The same thing happened last Thursday when Zac and I got in from school. This time it was on top of the display cabinet by the front door; it seems to move around the house with a will of its own. “Snap!” A simple little shot of Zac, still in school uniform, running around in the front garden before tea. It may not focus and track like more recent models but experience and anticipation help to bridge the gap.
I think it’s this versatility that is part of its appeal. From photographing the grand children to recording blossom in the garden it will turn its hand to most things and with the array of lenses Fuji have provided, some specifically made with the X-Pro1 in mind, it is well capable of turning out decent images time after time. The X-trans sensor and processor have been superseded and improved upon undoubtedly but this little camera still produces JPEGs with that certain, indefinable “something” to my mind.
It is also a lovely, tactile camera. I enjoy holding and using it, there is just something about the user experience that again I cannot define nor articulate fully. My Nikon D750 is undoubtedly technically superior and I enjoy using it but it does not have the same magic that the X-Pro1 manages to give. The Nikon with the Sigma 105mm macro lens would no doubt have produced a technically superior image of the pear blossom above but there is just something about firing the shutter of the X-Pro1 that the Nikon cannot equal.

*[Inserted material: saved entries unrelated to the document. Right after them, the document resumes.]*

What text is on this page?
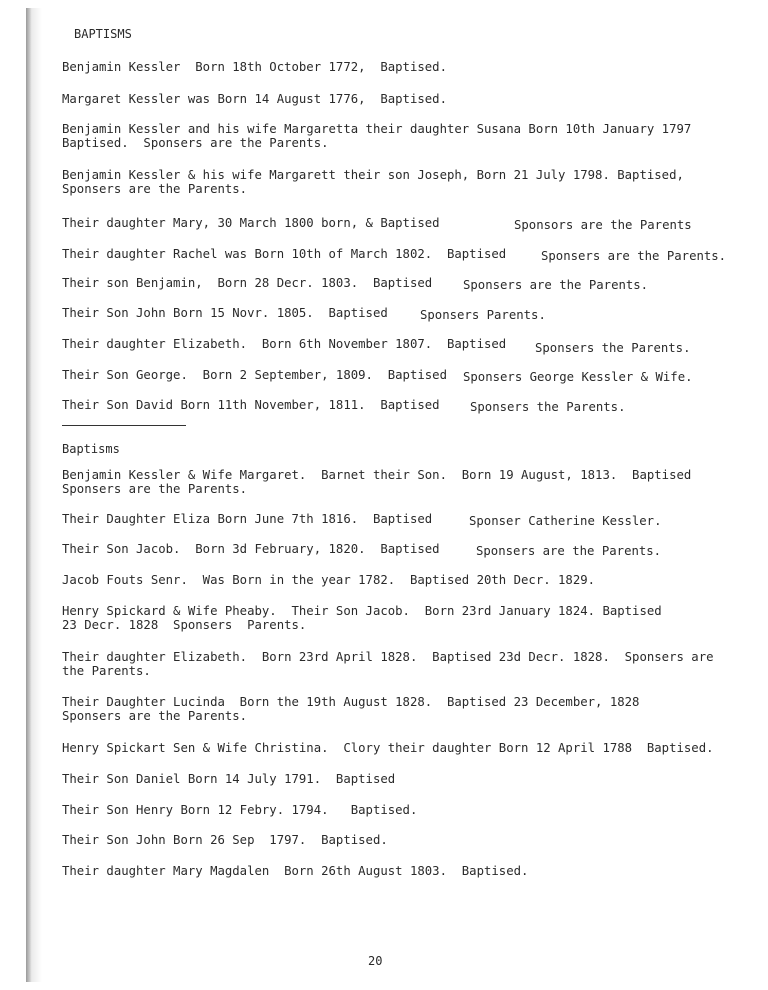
BAPTISMS
Benjamin Kessler  Born 18th October 1772,  Baptised.
Margaret Kessler was Born 14 August 1776,  Baptised.
Benjamin Kessler and his wife Margaretta their daughter Susana Born 10th January 1797
Baptised.  Sponsers are the Parents.
Benjamin Kessler & his wife Margarett their son Joseph, Born 21 July 1798. Baptised,
Sponsers are the Parents.
Their daughter Mary, 30 March 1800 born, & Baptised	Sponsors are the Parents
Their daughter Rachel was Born 10th of March 1802.  Baptised	Sponsers are the Parents.
Their son Benjamin,  Born 28 Decr. 1803.  Baptised	Sponsers are the Parents.
Their Son John Born 15 Novr. 1805.  Baptised	Sponsers Parents.
Their daughter Elizabeth.  Born 6th November 1807.  Baptised Sponsers the Parents.
Their Son George.  Born 2 September, 1809.  Baptised Sponsers George Kessler & Wife.
Their Son David Born 11th November, 1811.  Baptised Sponsers the Parents.
Baptisms
Benjamin Kessler & Wife Margaret.  Barnet their Son.  Born 19 August, 1813.  Baptised
Sponsers are the Parents.
Their Daughter Eliza Born June 7th 1816.  Baptised	Sponser Catherine Kessler.
Their Son Jacob.  Born 3d February, 1820.  Baptised	Sponsers are the Parents.
Jacob Fouts Senr.  Was Born in the year 1782.  Baptised 20th Decr. 1829.
Henry Spickard & Wife Pheaby.  Their Son Jacob.  Born 23rd January 1824. Baptised
23 Decr. 1828  Sponsers  Parents.
Their daughter Elizabeth.  Born 23rd April 1828.  Baptised 23d Decr. 1828.  Sponsers are
the Parents.
Their Daughter Lucinda  Born the 19th August 1828.  Baptised 23 December, 1828
Sponsers are the Parents.
Henry Spickart Sen & Wife Christina.  Clory their daughter Born 12 April 1788  Baptised.
Their Son Daniel Born 14 July 1791.  Baptised
Their Son Henry Born 12 Febry. 1794.   Baptised.
Their Son John Born 26 Sep  1797.  Baptised.
Their daughter Mary Magdalen  Born 26th August 1803.  Baptised.
20
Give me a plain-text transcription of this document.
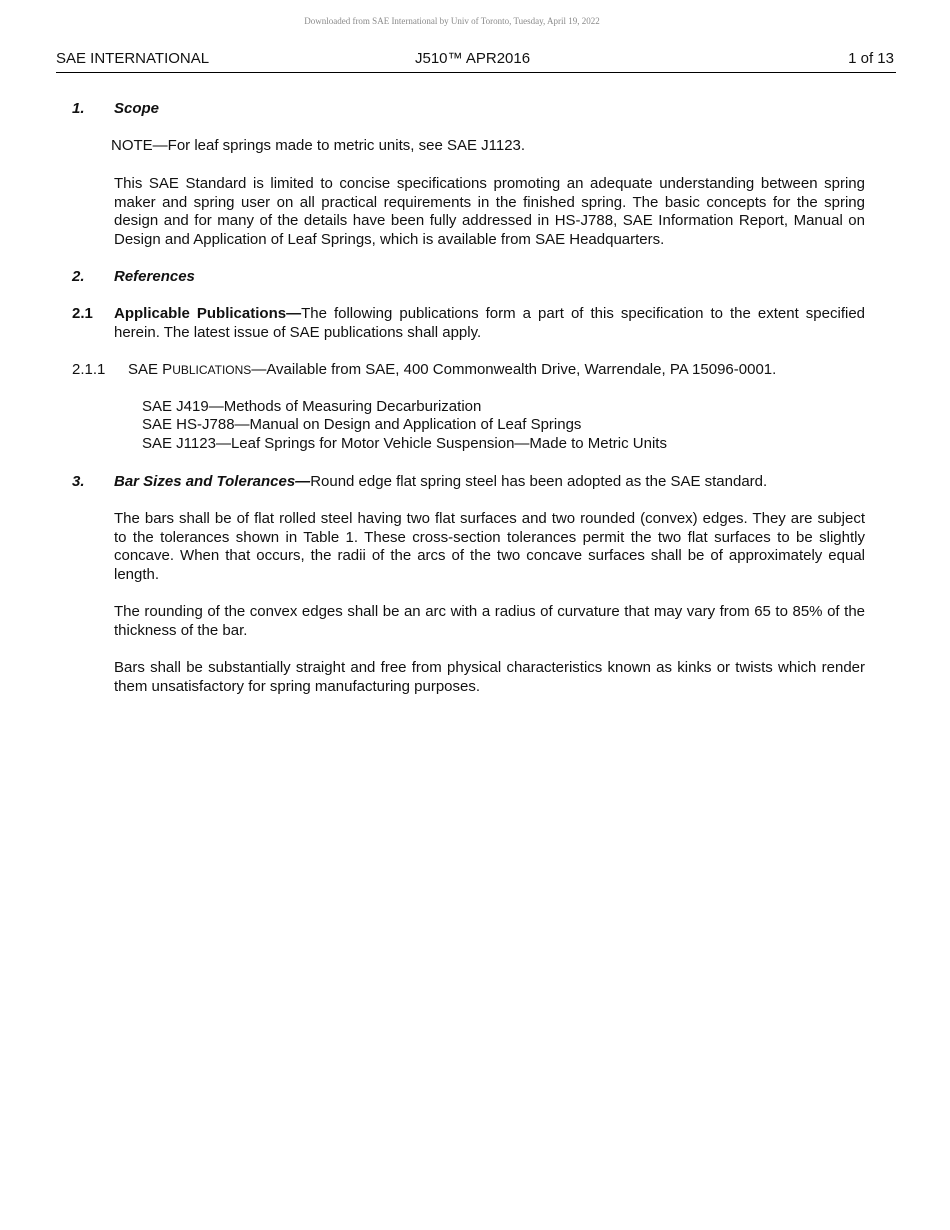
Downloaded from SAE International by Univ of Toronto, Tuesday, April 19, 2022
SAE INTERNATIONAL	J510™ APR2016	1 of 13
1. Scope
NOTE—For leaf springs made to metric units, see SAE J1123.
This SAE Standard is limited to concise specifications promoting an adequate understanding between spring maker and spring user on all practical requirements in the finished spring. The basic concepts for the spring design and for many of the details have been fully addressed in HS-J788, SAE Information Report, Manual on Design and Application of Leaf Springs, which is available from SAE Headquarters.
2. References
2.1 Applicable Publications—The following publications form a part of this specification to the extent specified herein. The latest issue of SAE publications shall apply.
2.1.1 SAE PUBLICATIONS—Available from SAE, 400 Commonwealth Drive, Warrendale, PA 15096-0001.
SAE J419—Methods of Measuring Decarburization
SAE HS-J788—Manual on Design and Application of Leaf Springs
SAE J1123—Leaf Springs for Motor Vehicle Suspension—Made to Metric Units
3. Bar Sizes and Tolerances—Round edge flat spring steel has been adopted as the SAE standard.
The bars shall be of flat rolled steel having two flat surfaces and two rounded (convex) edges. They are subject to the tolerances shown in Table 1. These cross-section tolerances permit the two flat surfaces to be slightly concave. When that occurs, the radii of the arcs of the two concave surfaces shall be of approximately equal length.
The rounding of the convex edges shall be an arc with a radius of curvature that may vary from 65 to 85% of the thickness of the bar.
Bars shall be substantially straight and free from physical characteristics known as kinks or twists which render them unsatisfactory for spring manufacturing purposes.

It is almost the difference between a film SLR and a modern DSLR. When I take a photograph with the X-Pro1 it almost feels as though I’m using one of my old film cameras. Perhaps that is it – a digital camera that feels analogue in some voodoo-magic way?
Whatever the reasons, the £150 I spent buying this Fujifilm X-Pro1 body last year was one of the best photographic buys I have made since I bought my first “serious” camera in the mid 1970s. It was also one of my best bargains and whilst I have now two newer Fuji bodies in my kit bag I still reach for this one on a regular basis for the pure joy of using it.
An Oldie perhaps but very definitely a Goodie in my eyes.